Both Hobbit and wizard were staring at the thing, but Bilbo regained his senses first and said in a friendly tone, “I think you should leave the boomerang behind, Gandalf.” Gandalf, who was stroking the thing, suddenly snapped out of it and said, “What business is it of yours what I do with my own, my love, my… *sputter* …my things. It’s mine, it came to me!” “That’s what it’s supposed to do!” said Bilbo, who was getting impatient and a bit nervous. “Now, I think you’ve had that boomerang quite long enough.”

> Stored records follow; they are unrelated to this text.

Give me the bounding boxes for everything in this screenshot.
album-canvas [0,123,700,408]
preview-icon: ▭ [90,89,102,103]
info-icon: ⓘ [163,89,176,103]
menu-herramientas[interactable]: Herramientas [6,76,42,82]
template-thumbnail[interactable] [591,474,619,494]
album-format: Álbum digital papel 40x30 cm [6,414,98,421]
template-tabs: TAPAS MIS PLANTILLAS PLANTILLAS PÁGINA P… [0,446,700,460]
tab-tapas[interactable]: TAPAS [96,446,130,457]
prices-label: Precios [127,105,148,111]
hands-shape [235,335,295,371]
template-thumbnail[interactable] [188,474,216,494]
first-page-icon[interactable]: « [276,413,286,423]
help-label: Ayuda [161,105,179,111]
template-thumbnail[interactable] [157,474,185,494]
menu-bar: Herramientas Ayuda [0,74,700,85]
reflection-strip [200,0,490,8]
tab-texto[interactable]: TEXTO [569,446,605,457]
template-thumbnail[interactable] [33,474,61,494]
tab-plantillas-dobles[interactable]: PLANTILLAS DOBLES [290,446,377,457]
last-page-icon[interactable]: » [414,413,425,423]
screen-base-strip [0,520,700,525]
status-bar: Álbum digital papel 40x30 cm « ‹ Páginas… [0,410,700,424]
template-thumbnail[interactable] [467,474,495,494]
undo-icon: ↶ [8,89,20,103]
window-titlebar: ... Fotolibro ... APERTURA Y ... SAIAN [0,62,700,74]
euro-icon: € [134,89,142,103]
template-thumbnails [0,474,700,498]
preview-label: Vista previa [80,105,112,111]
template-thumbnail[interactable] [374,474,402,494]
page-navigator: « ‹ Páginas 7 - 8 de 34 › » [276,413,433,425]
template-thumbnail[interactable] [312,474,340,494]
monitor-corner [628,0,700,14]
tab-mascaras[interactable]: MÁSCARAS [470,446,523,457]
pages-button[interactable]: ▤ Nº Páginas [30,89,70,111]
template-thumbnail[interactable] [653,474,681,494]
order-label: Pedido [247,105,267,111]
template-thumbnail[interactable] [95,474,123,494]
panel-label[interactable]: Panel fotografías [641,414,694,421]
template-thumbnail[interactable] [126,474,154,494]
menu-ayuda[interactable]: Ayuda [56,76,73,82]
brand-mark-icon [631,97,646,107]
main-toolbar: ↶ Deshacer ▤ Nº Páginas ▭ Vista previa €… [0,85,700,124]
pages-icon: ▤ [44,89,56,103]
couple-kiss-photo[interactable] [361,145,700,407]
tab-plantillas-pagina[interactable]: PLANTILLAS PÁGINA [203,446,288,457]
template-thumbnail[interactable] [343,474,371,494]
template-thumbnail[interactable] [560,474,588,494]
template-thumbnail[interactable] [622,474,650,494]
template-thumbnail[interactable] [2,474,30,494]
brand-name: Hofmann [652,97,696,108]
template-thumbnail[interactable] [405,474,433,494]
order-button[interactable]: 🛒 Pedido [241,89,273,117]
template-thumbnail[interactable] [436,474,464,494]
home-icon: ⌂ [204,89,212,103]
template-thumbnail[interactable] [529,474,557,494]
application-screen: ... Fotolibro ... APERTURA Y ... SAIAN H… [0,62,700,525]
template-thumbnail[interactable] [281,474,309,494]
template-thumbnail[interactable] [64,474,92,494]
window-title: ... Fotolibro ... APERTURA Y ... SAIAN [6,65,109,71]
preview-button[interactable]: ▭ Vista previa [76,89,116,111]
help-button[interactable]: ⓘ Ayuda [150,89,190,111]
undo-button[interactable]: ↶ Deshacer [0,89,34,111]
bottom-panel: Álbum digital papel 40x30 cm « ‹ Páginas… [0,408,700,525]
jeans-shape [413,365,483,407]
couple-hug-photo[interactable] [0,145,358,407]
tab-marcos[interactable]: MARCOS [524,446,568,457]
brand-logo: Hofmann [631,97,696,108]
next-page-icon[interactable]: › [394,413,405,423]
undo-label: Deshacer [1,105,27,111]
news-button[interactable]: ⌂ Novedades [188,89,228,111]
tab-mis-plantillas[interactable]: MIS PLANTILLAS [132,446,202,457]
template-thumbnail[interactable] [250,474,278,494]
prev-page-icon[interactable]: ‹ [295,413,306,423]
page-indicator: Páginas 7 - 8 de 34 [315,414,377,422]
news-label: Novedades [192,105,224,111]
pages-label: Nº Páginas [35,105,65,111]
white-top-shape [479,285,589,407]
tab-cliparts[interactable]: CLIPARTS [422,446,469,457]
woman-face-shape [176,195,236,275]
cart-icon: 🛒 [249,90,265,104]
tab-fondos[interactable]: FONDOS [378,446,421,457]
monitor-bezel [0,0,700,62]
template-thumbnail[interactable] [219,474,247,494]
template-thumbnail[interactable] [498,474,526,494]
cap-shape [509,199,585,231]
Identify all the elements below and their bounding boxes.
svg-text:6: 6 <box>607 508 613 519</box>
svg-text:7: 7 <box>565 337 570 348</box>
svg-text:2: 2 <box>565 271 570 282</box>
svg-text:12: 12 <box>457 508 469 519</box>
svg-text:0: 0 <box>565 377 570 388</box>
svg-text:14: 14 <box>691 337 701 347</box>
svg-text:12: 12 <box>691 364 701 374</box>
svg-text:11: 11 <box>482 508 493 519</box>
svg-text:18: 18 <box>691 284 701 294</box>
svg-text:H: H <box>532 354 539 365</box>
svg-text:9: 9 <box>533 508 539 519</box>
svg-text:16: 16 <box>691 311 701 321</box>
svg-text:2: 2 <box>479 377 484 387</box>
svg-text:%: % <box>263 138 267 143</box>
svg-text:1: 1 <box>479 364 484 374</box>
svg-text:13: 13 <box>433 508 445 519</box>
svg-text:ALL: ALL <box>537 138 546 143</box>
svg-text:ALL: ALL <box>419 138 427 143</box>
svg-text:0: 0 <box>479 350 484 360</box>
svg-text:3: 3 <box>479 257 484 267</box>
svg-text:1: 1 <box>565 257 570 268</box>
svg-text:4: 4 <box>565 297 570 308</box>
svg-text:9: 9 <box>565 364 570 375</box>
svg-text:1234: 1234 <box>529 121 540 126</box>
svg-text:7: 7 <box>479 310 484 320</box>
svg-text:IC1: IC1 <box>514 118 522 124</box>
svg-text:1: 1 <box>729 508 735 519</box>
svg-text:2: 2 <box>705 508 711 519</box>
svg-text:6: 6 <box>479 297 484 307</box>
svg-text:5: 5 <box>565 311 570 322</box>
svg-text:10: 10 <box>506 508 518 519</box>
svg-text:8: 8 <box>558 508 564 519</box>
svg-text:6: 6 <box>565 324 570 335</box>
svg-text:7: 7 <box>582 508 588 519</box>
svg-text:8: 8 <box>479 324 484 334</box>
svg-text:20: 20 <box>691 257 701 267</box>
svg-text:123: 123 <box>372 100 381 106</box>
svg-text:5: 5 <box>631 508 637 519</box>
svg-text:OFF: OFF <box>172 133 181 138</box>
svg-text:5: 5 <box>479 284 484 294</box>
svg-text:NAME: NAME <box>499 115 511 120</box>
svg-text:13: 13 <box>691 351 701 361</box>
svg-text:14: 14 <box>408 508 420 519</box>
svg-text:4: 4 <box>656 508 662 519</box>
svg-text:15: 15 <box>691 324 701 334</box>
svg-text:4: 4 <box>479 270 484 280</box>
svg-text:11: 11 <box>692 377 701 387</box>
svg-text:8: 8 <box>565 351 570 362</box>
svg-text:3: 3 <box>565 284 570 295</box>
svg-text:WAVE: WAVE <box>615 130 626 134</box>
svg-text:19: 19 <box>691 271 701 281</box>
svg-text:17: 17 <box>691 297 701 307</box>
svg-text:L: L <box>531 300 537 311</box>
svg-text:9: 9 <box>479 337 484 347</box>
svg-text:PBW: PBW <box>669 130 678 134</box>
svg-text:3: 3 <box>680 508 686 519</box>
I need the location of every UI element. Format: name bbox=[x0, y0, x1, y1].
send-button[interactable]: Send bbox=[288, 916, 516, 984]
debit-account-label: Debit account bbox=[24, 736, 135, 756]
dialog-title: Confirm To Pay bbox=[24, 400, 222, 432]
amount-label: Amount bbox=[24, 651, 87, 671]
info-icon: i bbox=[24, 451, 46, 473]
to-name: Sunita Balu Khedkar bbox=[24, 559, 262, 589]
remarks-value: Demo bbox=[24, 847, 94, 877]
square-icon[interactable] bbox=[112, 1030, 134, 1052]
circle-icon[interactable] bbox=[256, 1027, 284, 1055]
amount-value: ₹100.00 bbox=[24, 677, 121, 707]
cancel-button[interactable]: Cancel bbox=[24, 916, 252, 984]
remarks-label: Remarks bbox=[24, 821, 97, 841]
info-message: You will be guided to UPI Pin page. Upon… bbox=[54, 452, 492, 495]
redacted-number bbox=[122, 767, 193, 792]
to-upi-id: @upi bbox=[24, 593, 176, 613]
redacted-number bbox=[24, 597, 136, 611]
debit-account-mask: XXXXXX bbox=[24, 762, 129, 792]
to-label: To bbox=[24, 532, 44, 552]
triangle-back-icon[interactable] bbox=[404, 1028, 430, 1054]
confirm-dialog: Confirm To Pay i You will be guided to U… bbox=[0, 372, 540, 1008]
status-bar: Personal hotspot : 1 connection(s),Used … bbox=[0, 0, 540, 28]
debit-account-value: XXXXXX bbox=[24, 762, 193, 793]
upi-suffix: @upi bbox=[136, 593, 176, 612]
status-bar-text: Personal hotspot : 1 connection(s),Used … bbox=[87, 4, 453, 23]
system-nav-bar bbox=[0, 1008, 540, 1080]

He started to move toward Gandalf, and Gandalf started to back away. He was trying to remember what he did the last time a Hobbit had him in a fix…Yell at him? No, that couldn’t be it. Slam him on a desk full of papers? But where was he to get the desk… Pick him up by the ear? He was unsure, but he couldn’t think of anything else. It didn’t work. Bilbo bit him on the hand, snatched the boomerang, and ran like the dickens was after him. Gandalf ran after, screaming like the dickens, which made Bilbo run even faster. Gandalf caught up with him, though, being longer legged, and jumped on his back. Bilbo began to dance quickly, and jump up and down, and eventually, both he and Gandalf ended up in a tumbling heap on the ground. Bilbo came up after a few minutes with the boomerang in his hand and a victorious look on his face. He gave Gandalf an inconsiderate kick and ran off screaming “Mine! Mine! My own! My love! All mine!” etc., until he was out of sight.

Gandalf got up and started stalking around as he shouted in no particular direction, “I see your mind! You’ll take it to all your Elf friends and betray me to them, and they’ll hold councils and yell at the Dwarves and the Dwarves will say nasty things in Dwarvish, and then Aragorn will start meddling, and he’ll say “Shishkebab Legolas!” and then the Dwarves will be really ticked, ’cause Legolas will say (none too vainly) ‘A diversion’, and they’ll mistake him, and I’ll end up with only 9 fingers and…and…oh yes! Curse you and all Halflings! Curse you! Curse y–“. Gandalf then tripped and fell down, and got his mouth full of “Far Green Country” (which didn’t taste that great after all). And after he has flossed thoroughly, he started to call Bilbo’s name, but the sneaky Hobbit was long gone.